This is quite common among runners and there are lots of articles and videos out there on activating your glutes before a run. There is a very good chance that you could be wasting your time as it’s unlikely to make any difference to how you run.
There are more and more runners out there I meet in person or online who complain that their glutes are weak (usually as a result of a diagnosis connected to an injury) or that their glutes aren’t firing when they run. This is understandable that when there is an injury, tests can often highlight a weakness in the glutes as well as tightness or weakness in other muscles as well. The natural reaction is to start performing a series of exercises that will strengthen the glutes, or whatever muscle group has been highlighted as the weakness, but is this the right course of action? I would say yes AND no.
Why are your glutes weak?
I say yes here as we need our muscles to be strong to support the activity we do but I would be more inclined to say no as I don’t believe that exercising a muscle group in this circumstances will actually solve the problem. The reason I say this is that no-one is asking the big question, WHY have the muscles become weak in the first place especially with an exercise like running which requires these muscles to perform the activity? It’s impossible to move forwards without activating your glutes but we tend to take things at face value rather than look for the cause. There can be many reasons but the biggest one for me is occupation or lifestyle.
The majority of us now spend most of our days sat behind a desk then sat in a car/bus/train to get to and from work and this often results in poorer mobility at our hip joints. If we look at the average runner and compare to the likes of Mo Farah, you will notice far less range of movement at the hips when they run.

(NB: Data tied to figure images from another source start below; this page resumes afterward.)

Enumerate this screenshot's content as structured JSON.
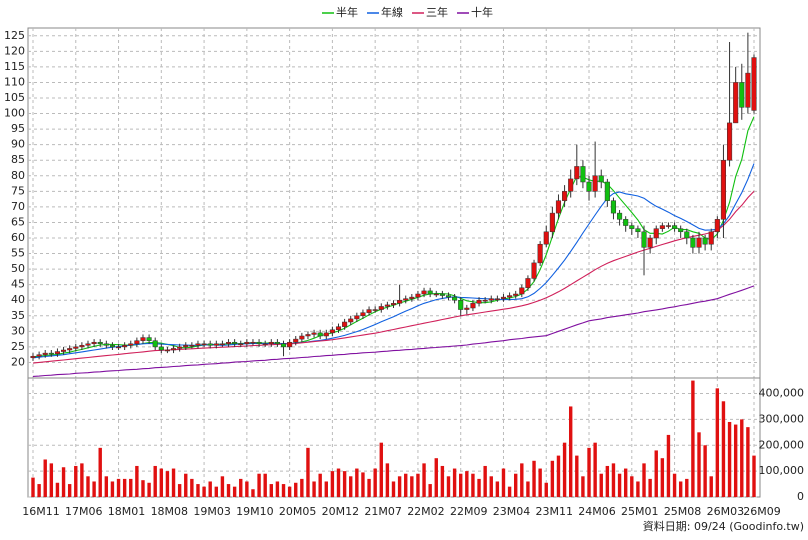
{
  "chart_data": [
    {
      "type": "candlestick",
      "up_color": "#e01010",
      "down_color": "#10c010",
      "ylim": [
        15,
        127.5
      ],
      "yticks": [
        20,
        25,
        30,
        35,
        40,
        45,
        50,
        55,
        60,
        65,
        70,
        75,
        80,
        85,
        90,
        95,
        100,
        105,
        110,
        115,
        120,
        125
      ],
      "grid": true,
      "open": [
        21.5,
        22,
        22.5,
        23,
        22.8,
        23.5,
        24,
        24.5,
        25,
        25.5,
        26,
        26.5,
        26,
        25.5,
        25,
        25,
        25.5,
        26,
        27,
        28,
        27,
        25,
        24,
        24,
        24.5,
        25,
        25.5,
        25.5,
        26,
        26,
        25.5,
        26,
        26,
        26.5,
        26,
        26,
        26.5,
        26.5,
        26,
        26,
        26.5,
        26,
        25,
        26.5,
        27.5,
        28.5,
        29,
        29.5,
        28.5,
        29.5,
        30.5,
        31.5,
        33,
        34,
        35,
        36,
        37,
        37,
        38,
        38.5,
        39,
        40,
        40.5,
        41,
        42,
        43,
        42,
        42,
        41.5,
        41,
        40,
        37,
        37.5,
        39,
        40,
        40,
        40.5,
        40.5,
        41,
        41.5,
        42,
        44,
        47,
        52,
        58,
        62,
        68,
        72,
        75,
        79,
        83,
        78,
        75,
        80,
        78,
        72,
        68,
        66,
        64,
        63,
        62,
        57,
        60,
        63,
        64,
        64,
        63,
        62,
        60,
        57,
        60,
        58,
        62,
        66,
        85,
        97,
        110,
        102,
        101
      ],
      "high": [
        23,
        23.5,
        24,
        24,
        24.5,
        25,
        25.5,
        26,
        26.5,
        27,
        27.5,
        27.5,
        27,
        26.5,
        26,
        26.5,
        27,
        28,
        29,
        29,
        28,
        26,
        25,
        25.5,
        26,
        26.5,
        26.5,
        27,
        27,
        27,
        27,
        27,
        27.5,
        27.5,
        27,
        27.5,
        27.5,
        27.5,
        27,
        27.5,
        27.5,
        27,
        27.5,
        28.5,
        29.5,
        30,
        30.5,
        30.5,
        30.5,
        31.5,
        32.5,
        34,
        35,
        36,
        37,
        38,
        38,
        39,
        39.5,
        40,
        45,
        41.5,
        42,
        43,
        44,
        44,
        43,
        43,
        42.5,
        42,
        41,
        38.5,
        40,
        41,
        41,
        41.5,
        41.5,
        42,
        42.5,
        43,
        45,
        48,
        53,
        59,
        64,
        70,
        74,
        77,
        82,
        90,
        85,
        80,
        91,
        82,
        79,
        73,
        69,
        67,
        65,
        64,
        64,
        61,
        64,
        65,
        65,
        65,
        64,
        63,
        61,
        62,
        61,
        63,
        67,
        90,
        123,
        115,
        116,
        126,
        119
      ],
      "low": [
        20.5,
        21,
        21.5,
        21.8,
        21.8,
        22.5,
        23,
        23.5,
        24,
        24.5,
        25,
        25,
        24.5,
        24,
        24,
        24,
        24.5,
        25,
        26,
        26,
        24,
        23,
        23,
        23,
        23.5,
        24,
        24.5,
        24.5,
        25,
        24.5,
        24.5,
        25,
        25,
        25,
        25,
        25,
        25.5,
        25,
        25,
        25,
        25,
        22,
        24,
        25.5,
        26.5,
        27.5,
        28,
        27.5,
        27.5,
        28.5,
        29.5,
        30.5,
        32,
        33,
        34,
        35,
        36,
        36,
        37,
        37.5,
        38,
        39,
        39.5,
        40,
        41,
        41,
        41,
        40.5,
        40,
        39,
        35,
        35.5,
        36.5,
        38,
        39,
        39,
        39.5,
        39.5,
        40,
        40.5,
        41,
        43,
        46,
        51,
        57,
        60,
        66,
        70,
        73,
        77,
        76,
        72,
        73,
        76,
        70,
        66,
        64,
        62,
        61,
        60,
        48,
        55,
        58,
        62,
        63,
        62,
        60,
        58,
        55,
        55,
        56,
        56,
        60,
        60,
        83,
        97,
        98,
        100,
        100
      ],
      "close": [
        22,
        22.5,
        23,
        22.8,
        23.5,
        24,
        24.5,
        25,
        25.5,
        26,
        26.5,
        26,
        25.5,
        25,
        25,
        25.5,
        26,
        27,
        28,
        27,
        25,
        24,
        24,
        24.5,
        25,
        25.5,
        25.5,
        26,
        26,
        25.5,
        26,
        26,
        26.5,
        26,
        26,
        26.5,
        26.5,
        26,
        26,
        26.5,
        26,
        25,
        26.5,
        27.5,
        28.5,
        29,
        29.5,
        28.5,
        29.5,
        30.5,
        31.5,
        33,
        34,
        35,
        36,
        37,
        37,
        38,
        38.5,
        39,
        40,
        40.5,
        41,
        42,
        43,
        42,
        42,
        41.5,
        41,
        40,
        37,
        37.5,
        39,
        40,
        40,
        40.5,
        40.5,
        41,
        41.5,
        42,
        44,
        47,
        52,
        58,
        62,
        68,
        72,
        75,
        79,
        83,
        78,
        75,
        80,
        78,
        72,
        68,
        66,
        64,
        63,
        62,
        57,
        60,
        63,
        64,
        64,
        63,
        62,
        60,
        57,
        60,
        58,
        62,
        66,
        85,
        97,
        110,
        102,
        113,
        118
      ],
      "series": [
        {
          "name": "半年",
          "color": "#10c010",
          "values": [
            21.8,
            22,
            22.2,
            22.4,
            22.6,
            23,
            23.3,
            23.8,
            24.2,
            24.7,
            25.2,
            25.6,
            25.8,
            25.8,
            25.7,
            25.6,
            25.5,
            25.7,
            26.1,
            26.4,
            26.4,
            26.2,
            25.8,
            25.4,
            24.8,
            24.7,
            24.9,
            25.3,
            25.6,
            25.7,
            25.8,
            25.9,
            26,
            26,
            26.1,
            26.2,
            26.3,
            26.3,
            26.2,
            26.3,
            26.2,
            26,
            26,
            26.2,
            26.6,
            27.1,
            27.8,
            28.6,
            29,
            29.5,
            30.1,
            31,
            32.1,
            33.2,
            34.2,
            35.3,
            36.3,
            37.1,
            37.8,
            38.4,
            39.1,
            39.7,
            40.3,
            40.9,
            41.6,
            42,
            42.2,
            42.1,
            42,
            41.4,
            40.6,
            39.8,
            39.5,
            39.2,
            39.2,
            39.5,
            40,
            40.4,
            40.7,
            41.2,
            42,
            43.6,
            46,
            49.8,
            54.7,
            60.5,
            66.3,
            71.5,
            75.8,
            79.8,
            79.5,
            78.7,
            78.2,
            78.3,
            77.3,
            75.2,
            72.8,
            70.5,
            68.2,
            65.8,
            62.7,
            61.5,
            61.5,
            61.3,
            62.2,
            63.5,
            62.7,
            62.7,
            62,
            61.5,
            60,
            59.5,
            61.3,
            65.7,
            71.5,
            79.8,
            85.3,
            94.5,
            99
          ]
        },
        {
          "name": "年線",
          "color": "#1060e0",
          "values": [
            21.5,
            21.7,
            21.9,
            22.1,
            22.3,
            22.5,
            22.8,
            23.1,
            23.4,
            23.7,
            24,
            24.3,
            24.6,
            24.9,
            25.1,
            25.3,
            25.6,
            25.8,
            26,
            26.1,
            26,
            25.9,
            25.8,
            25.7,
            25.6,
            25.6,
            25.5,
            25.5,
            25.6,
            25.7,
            25.6,
            25.5,
            25.6,
            25.8,
            26,
            26,
            26.1,
            26.1,
            26.1,
            26.1,
            26.1,
            26.1,
            26.1,
            26.2,
            26.4,
            26.6,
            26.9,
            27.1,
            27.4,
            27.8,
            28.2,
            28.7,
            29.3,
            29.9,
            30.6,
            31.4,
            32.2,
            33.1,
            33.9,
            34.7,
            35.6,
            36.5,
            37.3,
            38.2,
            39,
            39.6,
            40.2,
            40.6,
            40.9,
            41.1,
            40.9,
            40.8,
            40.7,
            40.6,
            40.5,
            40.4,
            40.2,
            40.2,
            40.2,
            40.3,
            40.5,
            41.1,
            42.2,
            43.8,
            45.7,
            48,
            50.4,
            52.9,
            55.7,
            58.6,
            61.6,
            64.5,
            67.4,
            70.2,
            72.8,
            74.3,
            74.8,
            74.2,
            73.9,
            73.5,
            72.8,
            71.4,
            70.2,
            69.3,
            68.3,
            67.2,
            66.3,
            65.3,
            64.2,
            63.1,
            62.5,
            62.6,
            62.8,
            64.6,
            67.3,
            71,
            74.6,
            78.9,
            83.9
          ]
        },
        {
          "name": "三年",
          "color": "#d0205a",
          "values": [
            19.8,
            20,
            20.2,
            20.4,
            20.6,
            20.8,
            21,
            21.2,
            21.4,
            21.6,
            21.8,
            22,
            22.2,
            22.4,
            22.6,
            22.8,
            23,
            23.2,
            23.4,
            23.6,
            23.8,
            23.9,
            24,
            24.1,
            24.2,
            24.3,
            24.4,
            24.5,
            24.6,
            24.7,
            24.8,
            24.9,
            25,
            25.1,
            25.2,
            25.3,
            25.4,
            25.5,
            25.6,
            25.7,
            25.8,
            25.9,
            26,
            26.1,
            26.3,
            26.5,
            26.7,
            26.9,
            27.1,
            27.3,
            27.6,
            27.9,
            28.2,
            28.5,
            28.8,
            29.1,
            29.4,
            29.8,
            30.2,
            30.6,
            31,
            31.4,
            31.8,
            32.2,
            32.6,
            33,
            33.4,
            33.8,
            34.2,
            34.6,
            35,
            35.3,
            35.6,
            35.9,
            36.2,
            36.5,
            36.8,
            37.1,
            37.4,
            37.8,
            38.2,
            38.7,
            39.3,
            40,
            40.8,
            41.7,
            42.7,
            43.8,
            45,
            46.2,
            47.4,
            48.6,
            49.8,
            50.9,
            51.9,
            52.7,
            53.4,
            54.1,
            54.8,
            55.5,
            56.1,
            56.7,
            57.3,
            57.9,
            58.5,
            59.1,
            59.6,
            60.1,
            60.5,
            60.9,
            61.3,
            61.8,
            62.5,
            64,
            66,
            68.5,
            70.5,
            73,
            75
          ]
        },
        {
          "name": "十年",
          "color": "#8010a0",
          "values": [
            15.5,
            15.6,
            15.8,
            15.9,
            16.1,
            16.2,
            16.3,
            16.5,
            16.6,
            16.7,
            16.9,
            17,
            17.2,
            17.3,
            17.4,
            17.6,
            17.7,
            17.8,
            18,
            18.1,
            18.3,
            18.4,
            18.5,
            18.7,
            18.8,
            19,
            19.1,
            19.2,
            19.4,
            19.5,
            19.6,
            19.8,
            19.9,
            20.1,
            20.2,
            20.3,
            20.5,
            20.6,
            20.7,
            20.9,
            21,
            21.2,
            21.3,
            21.4,
            21.6,
            21.7,
            21.9,
            22,
            22.2,
            22.3,
            22.5,
            22.6,
            22.8,
            22.9,
            23.1,
            23.2,
            23.3,
            23.5,
            23.6,
            23.8,
            23.9,
            24.1,
            24.2,
            24.4,
            24.5,
            24.7,
            24.8,
            25,
            25.1,
            25.3,
            25.4,
            25.6,
            25.9,
            26.1,
            26.3,
            26.6,
            26.8,
            27,
            27.3,
            27.5,
            27.7,
            28,
            28.2,
            28.4,
            28.6,
            29.3,
            30,
            30.7,
            31.4,
            32.1,
            32.7,
            33.4,
            33.7,
            34,
            34.4,
            34.7,
            35,
            35.3,
            35.6,
            35.9,
            36.3,
            36.6,
            36.9,
            37.2,
            37.6,
            37.9,
            38.3,
            38.6,
            39,
            39.4,
            39.7,
            40.1,
            40.5,
            41.2,
            41.9,
            42.5,
            43.2,
            43.9,
            44.6
          ]
        }
      ]
    },
    {
      "type": "bar",
      "color": "#e01010",
      "ylim": [
        0,
        460000
      ],
      "yticks": [
        0,
        {
          "value": 100000,
          "label": "100,000"
        },
        {
          "value": 200000,
          "label": "200,000"
        },
        {
          "value": 300000,
          "label": "300,000"
        },
        {
          "value": 400000,
          "label": "400,000"
        }
      ],
      "grid": true,
      "categories": [
        "16M11",
        null,
        null,
        null,
        null,
        null,
        null,
        "17M06",
        null,
        null,
        null,
        null,
        null,
        null,
        "18M01",
        null,
        null,
        null,
        null,
        null,
        null,
        "18M08",
        null,
        null,
        null,
        null,
        null,
        null,
        "19M03",
        null,
        null,
        null,
        null,
        null,
        null,
        "19M10",
        null,
        null,
        null,
        null,
        null,
        null,
        "20M05",
        null,
        null,
        null,
        null,
        null,
        null,
        "20M12",
        null,
        null,
        null,
        null,
        null,
        null,
        "21M07",
        null,
        null,
        null,
        null,
        null,
        null,
        "22M02",
        null,
        null,
        null,
        null,
        null,
        null,
        "22M09",
        null,
        null,
        null,
        null,
        null,
        null,
        "23M04",
        null,
        null,
        null,
        null,
        null,
        null,
        "23M11",
        null,
        null,
        null,
        null,
        null,
        null,
        "24M06",
        null,
        null,
        null,
        null,
        null,
        null,
        "25M01",
        null,
        null,
        null,
        null,
        null,
        null,
        "25M08",
        null,
        null,
        null,
        null,
        null,
        null,
        "26M03",
        null,
        null,
        null,
        null,
        null,
        "26M09"
      ],
      "values": [
        75000,
        50000,
        145000,
        130000,
        55000,
        115000,
        50000,
        120000,
        130000,
        80000,
        60000,
        190000,
        80000,
        60000,
        70000,
        70000,
        70000,
        120000,
        65000,
        55000,
        120000,
        110000,
        100000,
        110000,
        50000,
        90000,
        70000,
        50000,
        40000,
        60000,
        40000,
        80000,
        50000,
        40000,
        70000,
        60000,
        30000,
        90000,
        90000,
        50000,
        60000,
        50000,
        40000,
        55000,
        70000,
        190000,
        60000,
        90000,
        60000,
        100000,
        110000,
        100000,
        80000,
        110000,
        95000,
        70000,
        110000,
        210000,
        130000,
        60000,
        80000,
        90000,
        80000,
        90000,
        130000,
        50000,
        150000,
        120000,
        80000,
        110000,
        90000,
        100000,
        90000,
        70000,
        120000,
        80000,
        60000,
        110000,
        40000,
        90000,
        130000,
        60000,
        140000,
        110000,
        55000,
        140000,
        160000,
        210000,
        350000,
        160000,
        80000,
        190000,
        210000,
        90000,
        120000,
        130000,
        90000,
        110000,
        80000,
        60000,
        130000,
        70000,
        180000,
        150000,
        240000,
        90000,
        60000,
        70000,
        450000,
        250000,
        200000,
        80000,
        420000,
        370000,
        290000,
        280000,
        300000,
        270000,
        160000
      ]
    }
  ],
  "note": "資料日期: 09/24 (Goodinfo.tw)"
}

With this reduction of movement from the hip, it’s likely the runner in the photo on the right (taken from the recent Cambridge Half Marathon) won’t be getting the same workload from his glutes as much as Mo is. It would be fair to say that the guy with the high-vis top and the guy with the white top with black sleeves have limited movement at the hips as well. It can be unfair to compare your average runner to Mo Farah but what if any of these guys in the photo on the right did more glute strength work than Mo?
The solution? Work on improving hip mobility not muscle strength. Everyone squats day in, day out and we all know that squats are great for working the glutes so why then do we still have the problem of weak glutes? We are all good at flexing from the hip but there are other movements at the hip we don’t often train and these would be more likely to get us the result we desire.
The most effective exercises we, as runners, can do though are the ones which best replicate the movement of running (or for whatever activity you need to use your muscles in) to become better at running. After all, in any other aspect of life, we become better by doing things which are linked directly to what we need to do.
Study the photo of Mo above, look at how he appears to be running, and practice that movement of bringing your leg through and see if you begin to feel more happening in your glutes.
PS If you still feel like you need to activate your glutes before you run, just squeeze them or prod them with your finger, it would probably make more difference.